F.2. Les expériences révélatrices des Warren

Effets de transformation verbale et de reconstruction cognitive de la parole

Les expériences des Warren (1970) sur les illusions et les confusions auditives de mots anglais font partie des études classiques portant sur la reconstruction cognitive de la parole. Nous la décrivons rapidement ici en reprenant une description de Busnel (1974b) à laquelle nous ajoutons quelques éléments:

Si on écoute en boucle répétitive sans silence un très bon enregistrement d'un mot ou d'une phrase, sans autre contexte, il apparaît assez rapidement une illusion perceptive qui fait comprendre d'autres mots que ceux enregistrés. Tout mot ou toute phrase dans ces conditions est sujet à produire des illusions, avec des distorsions phonétiques considérables et fréquemment avec des associations sémantiques. Ces mots illusoires sont perçus auditivement et centralement, ils sont intelligibles et les sujets trouvent difficile de croire qu'ils ont entendu un mot ou un signal isolé répété sur la boucle enregistrée. Par exemple: un sujet écoutant le mot « tress » répété sans silence entend et comprend distinctivement après quelques minutes, des mots illusoires tels que: « dress, stress, joyce, floris, florist, purse ». Cette illusion a été appelée par ces auteurs : « effet de transformation verbale »; elle met bien en relief que l'intelligibilité s'émancipe facilement de la physique du signal. Ils ont de plus montré que l'âge du sujet avait des incidences importantes sur les résultats quantitatifs obtenus dans la mesure de ces « illusions acoustiques »; ceci reflète que les processus d'analyse centraux changent avec l'âge; les enfants de cinq ans n'ont que peu ou pas de transformations verbales. A six ans des enfants entendent les illusions, et les plus âgés de cette tranche d'âge les obtiennent le plus vite. A huit ans, tous les enfants les ont. Le taux de ces illusions reste à peu prêt constant jusque vers les vingt ans et décline ensuite progressivement, et pour les sujets de plus de 65 ans, le taux d'illusions est seulement de 1/5ème de celui des jeunes adultes, soit approximativement égal à celui des enfants de six ans. Il n'y a cependant aucune corrélations avec une perte auditive.

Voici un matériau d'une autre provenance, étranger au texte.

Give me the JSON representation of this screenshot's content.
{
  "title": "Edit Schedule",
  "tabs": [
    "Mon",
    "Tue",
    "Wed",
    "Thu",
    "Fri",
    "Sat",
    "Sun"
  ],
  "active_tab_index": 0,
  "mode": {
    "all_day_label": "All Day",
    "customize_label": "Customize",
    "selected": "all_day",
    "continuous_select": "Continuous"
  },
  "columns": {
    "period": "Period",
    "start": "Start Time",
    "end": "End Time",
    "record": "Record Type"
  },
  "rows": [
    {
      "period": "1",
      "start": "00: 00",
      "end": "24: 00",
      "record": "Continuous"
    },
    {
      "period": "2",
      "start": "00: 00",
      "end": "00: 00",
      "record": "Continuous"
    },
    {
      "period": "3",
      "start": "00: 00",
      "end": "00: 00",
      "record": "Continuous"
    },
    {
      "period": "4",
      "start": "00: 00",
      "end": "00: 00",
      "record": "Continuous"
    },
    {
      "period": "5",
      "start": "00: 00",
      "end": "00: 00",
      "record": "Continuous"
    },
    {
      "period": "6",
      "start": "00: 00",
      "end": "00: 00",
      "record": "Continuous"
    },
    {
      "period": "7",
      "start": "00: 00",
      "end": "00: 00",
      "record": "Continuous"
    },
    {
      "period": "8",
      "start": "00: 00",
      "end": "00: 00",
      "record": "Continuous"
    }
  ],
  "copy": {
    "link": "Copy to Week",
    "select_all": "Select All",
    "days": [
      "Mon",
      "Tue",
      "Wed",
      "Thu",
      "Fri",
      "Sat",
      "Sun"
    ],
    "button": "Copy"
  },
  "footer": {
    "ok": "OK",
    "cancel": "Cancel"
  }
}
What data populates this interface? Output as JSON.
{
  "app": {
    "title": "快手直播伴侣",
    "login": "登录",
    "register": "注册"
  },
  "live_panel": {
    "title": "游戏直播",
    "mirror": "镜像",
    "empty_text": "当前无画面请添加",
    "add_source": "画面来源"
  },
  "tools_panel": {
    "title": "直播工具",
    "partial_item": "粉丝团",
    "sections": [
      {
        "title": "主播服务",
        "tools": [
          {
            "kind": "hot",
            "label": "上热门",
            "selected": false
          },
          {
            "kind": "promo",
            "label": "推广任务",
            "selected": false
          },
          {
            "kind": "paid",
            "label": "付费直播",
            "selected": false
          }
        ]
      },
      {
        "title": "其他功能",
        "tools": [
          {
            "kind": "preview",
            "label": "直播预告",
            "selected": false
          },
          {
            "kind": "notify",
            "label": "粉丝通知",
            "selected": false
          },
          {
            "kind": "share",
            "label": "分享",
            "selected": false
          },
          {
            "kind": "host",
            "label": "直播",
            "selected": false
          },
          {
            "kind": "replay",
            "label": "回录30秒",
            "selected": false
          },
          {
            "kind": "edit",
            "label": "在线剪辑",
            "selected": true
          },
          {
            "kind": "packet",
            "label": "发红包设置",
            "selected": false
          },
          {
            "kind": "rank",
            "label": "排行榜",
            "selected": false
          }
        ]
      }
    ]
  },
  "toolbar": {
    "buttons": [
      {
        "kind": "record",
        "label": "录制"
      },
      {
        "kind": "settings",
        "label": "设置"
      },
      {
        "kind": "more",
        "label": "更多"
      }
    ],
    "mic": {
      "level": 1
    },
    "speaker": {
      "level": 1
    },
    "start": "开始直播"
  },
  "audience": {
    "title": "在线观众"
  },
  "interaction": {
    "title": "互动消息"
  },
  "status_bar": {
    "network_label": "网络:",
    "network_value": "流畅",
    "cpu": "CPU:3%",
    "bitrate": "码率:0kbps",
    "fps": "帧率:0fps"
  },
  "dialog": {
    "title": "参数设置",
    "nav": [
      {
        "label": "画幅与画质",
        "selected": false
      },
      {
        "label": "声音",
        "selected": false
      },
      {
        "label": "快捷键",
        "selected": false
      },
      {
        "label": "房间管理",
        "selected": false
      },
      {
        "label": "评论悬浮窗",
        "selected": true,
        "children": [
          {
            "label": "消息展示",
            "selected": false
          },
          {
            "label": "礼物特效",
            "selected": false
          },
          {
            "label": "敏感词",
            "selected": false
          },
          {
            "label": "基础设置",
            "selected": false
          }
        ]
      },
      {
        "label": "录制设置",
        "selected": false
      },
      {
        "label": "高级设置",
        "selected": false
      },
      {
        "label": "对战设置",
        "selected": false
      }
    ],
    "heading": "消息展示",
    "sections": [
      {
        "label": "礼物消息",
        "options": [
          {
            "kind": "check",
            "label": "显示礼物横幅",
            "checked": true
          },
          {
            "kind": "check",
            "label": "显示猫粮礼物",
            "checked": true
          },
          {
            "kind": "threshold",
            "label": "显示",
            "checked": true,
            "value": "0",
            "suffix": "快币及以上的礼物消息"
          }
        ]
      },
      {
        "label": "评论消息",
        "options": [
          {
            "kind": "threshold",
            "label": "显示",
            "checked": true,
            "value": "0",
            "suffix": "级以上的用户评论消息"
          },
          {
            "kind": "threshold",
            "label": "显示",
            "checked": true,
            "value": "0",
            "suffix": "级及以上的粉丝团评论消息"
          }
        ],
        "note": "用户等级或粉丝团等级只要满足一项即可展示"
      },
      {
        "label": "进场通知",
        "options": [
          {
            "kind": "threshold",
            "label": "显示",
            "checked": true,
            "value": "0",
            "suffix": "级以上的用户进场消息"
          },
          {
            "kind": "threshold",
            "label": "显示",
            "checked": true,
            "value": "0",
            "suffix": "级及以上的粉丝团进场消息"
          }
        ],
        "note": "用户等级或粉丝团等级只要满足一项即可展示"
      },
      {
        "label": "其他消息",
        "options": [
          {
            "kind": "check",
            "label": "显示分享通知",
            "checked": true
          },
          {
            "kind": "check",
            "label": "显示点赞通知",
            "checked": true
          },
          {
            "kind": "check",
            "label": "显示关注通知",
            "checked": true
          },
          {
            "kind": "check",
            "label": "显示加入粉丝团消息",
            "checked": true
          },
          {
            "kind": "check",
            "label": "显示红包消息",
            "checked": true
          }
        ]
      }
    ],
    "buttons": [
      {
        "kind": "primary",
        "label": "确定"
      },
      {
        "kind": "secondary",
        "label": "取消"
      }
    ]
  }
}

Il est également intéressant d'observer les mots perçus pour déterminer quelles sont les unités d'organisation perceptuelles utilisées par les sujets. Les enfants répondent par des sons de langue anglaise, mais peuvent les grouper dans des associations qui n'existent pas dans cette langue. Par exemple avec le mot « tress » un enfant comprendra le mot « sreb » bien que la séquence initiale « sr » n'existe pas en anglais. Le groupe de jeunes adultes assemble les sons seulement selon les règles de l'anglais, mais ils reconnaissent des syllabes sans signification. Avec « tress » il signalent « tresh ». Les sujets plus agés au contraire ne donnant que des vrais mots de la langue. Ils entendent presque continuellement le mot « tress » et si des illusions apparaissent, ils percoivent des formes proches comme « dress ». Il est très intéressant de signaler, que si , à ces mêmes sujets âgés on donne la répétition d'un mot sans signification (« flime » par exemple), ils le déforment en le rapprochant d'un mot de la langue anglaise courante comme « slime » et tendront toujours à rester à des mots illusoires ayant un sens.

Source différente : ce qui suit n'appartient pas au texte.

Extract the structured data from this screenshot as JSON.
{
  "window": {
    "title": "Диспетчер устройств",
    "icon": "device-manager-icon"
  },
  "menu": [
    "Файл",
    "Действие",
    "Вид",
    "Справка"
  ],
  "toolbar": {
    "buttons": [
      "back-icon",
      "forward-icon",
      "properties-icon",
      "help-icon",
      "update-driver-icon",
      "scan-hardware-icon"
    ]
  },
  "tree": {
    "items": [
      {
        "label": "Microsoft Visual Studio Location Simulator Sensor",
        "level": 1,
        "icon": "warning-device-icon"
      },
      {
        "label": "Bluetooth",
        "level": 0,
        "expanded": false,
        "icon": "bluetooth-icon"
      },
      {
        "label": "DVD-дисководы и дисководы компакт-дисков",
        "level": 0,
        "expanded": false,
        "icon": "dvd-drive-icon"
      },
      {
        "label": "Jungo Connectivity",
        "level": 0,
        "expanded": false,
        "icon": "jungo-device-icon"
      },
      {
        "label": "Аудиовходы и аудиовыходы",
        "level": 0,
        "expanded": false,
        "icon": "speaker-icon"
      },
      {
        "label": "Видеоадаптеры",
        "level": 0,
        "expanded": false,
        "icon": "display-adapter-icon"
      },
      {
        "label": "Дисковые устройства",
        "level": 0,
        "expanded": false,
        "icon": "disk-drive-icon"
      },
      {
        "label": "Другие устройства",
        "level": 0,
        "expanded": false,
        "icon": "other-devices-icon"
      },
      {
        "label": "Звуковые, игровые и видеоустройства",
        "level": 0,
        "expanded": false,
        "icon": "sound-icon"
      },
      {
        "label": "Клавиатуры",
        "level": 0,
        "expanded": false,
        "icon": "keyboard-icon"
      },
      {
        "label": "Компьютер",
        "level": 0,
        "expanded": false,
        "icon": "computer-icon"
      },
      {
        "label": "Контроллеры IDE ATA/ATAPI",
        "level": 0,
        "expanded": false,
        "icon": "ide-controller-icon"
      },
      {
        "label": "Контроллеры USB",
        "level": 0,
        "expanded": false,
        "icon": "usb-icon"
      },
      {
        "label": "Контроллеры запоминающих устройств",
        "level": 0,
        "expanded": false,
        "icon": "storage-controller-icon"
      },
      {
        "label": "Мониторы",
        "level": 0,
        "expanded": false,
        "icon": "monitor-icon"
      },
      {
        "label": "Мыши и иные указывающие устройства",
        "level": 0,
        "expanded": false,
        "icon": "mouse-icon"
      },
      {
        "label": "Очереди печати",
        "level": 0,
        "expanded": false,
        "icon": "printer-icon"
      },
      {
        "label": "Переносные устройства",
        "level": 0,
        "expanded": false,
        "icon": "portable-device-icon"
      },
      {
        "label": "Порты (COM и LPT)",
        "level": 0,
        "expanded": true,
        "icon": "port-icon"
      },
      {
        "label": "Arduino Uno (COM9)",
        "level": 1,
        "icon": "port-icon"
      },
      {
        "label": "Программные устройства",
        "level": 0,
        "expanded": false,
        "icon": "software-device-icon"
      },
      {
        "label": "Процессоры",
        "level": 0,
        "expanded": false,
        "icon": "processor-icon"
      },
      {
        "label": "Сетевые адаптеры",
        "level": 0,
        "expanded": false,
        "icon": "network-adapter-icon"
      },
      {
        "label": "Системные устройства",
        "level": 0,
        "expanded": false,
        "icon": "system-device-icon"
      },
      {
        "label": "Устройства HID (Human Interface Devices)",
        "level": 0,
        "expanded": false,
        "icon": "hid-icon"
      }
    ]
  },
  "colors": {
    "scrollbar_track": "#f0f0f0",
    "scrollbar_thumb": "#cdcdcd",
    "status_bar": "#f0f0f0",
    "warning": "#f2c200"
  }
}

L'absence du phénomène d'illusion à cinq ans suggère que les jeunes enfants n'ont pas atteint le niveau de l'apprentissage du langage dans lequel la mémorisation est associée avec les possibilités de combinatoire. Les sujets âgés qui résistent à l'illusion auditive montrent qu'ils n'ont plus les capacités fonctionnelles de ce mécanisme qui doit être associé à la mémoire instantanée qui, ont le sait, est moins efficace chez les sujets âgés quand une tâche requiert l'usage du contexte. En effet comme le font remarquer les auteurs de cette étude, la tâche de la reconnaissance de mots fait intervenir un temps de latence qui correspond à la perception de l'intelligibilité grâce au contexte et à l'intégration de la réponse dans une action motrice. Ils vérifièrent cette affirmation lors d'autres expériences en remplacant certains phonèmes de mots par du bruit. En général les performances d'intelligibilité des mots ne sont pas atteintes par ce phénomène, sauf dans le cas où le phonème brouillé laisse plusieurs possibilités d'interprétation du mot. Mais si le mot est placé en contexte lexical dans une phrase, alors l'interprétation est toujours exacte (Warren 1970).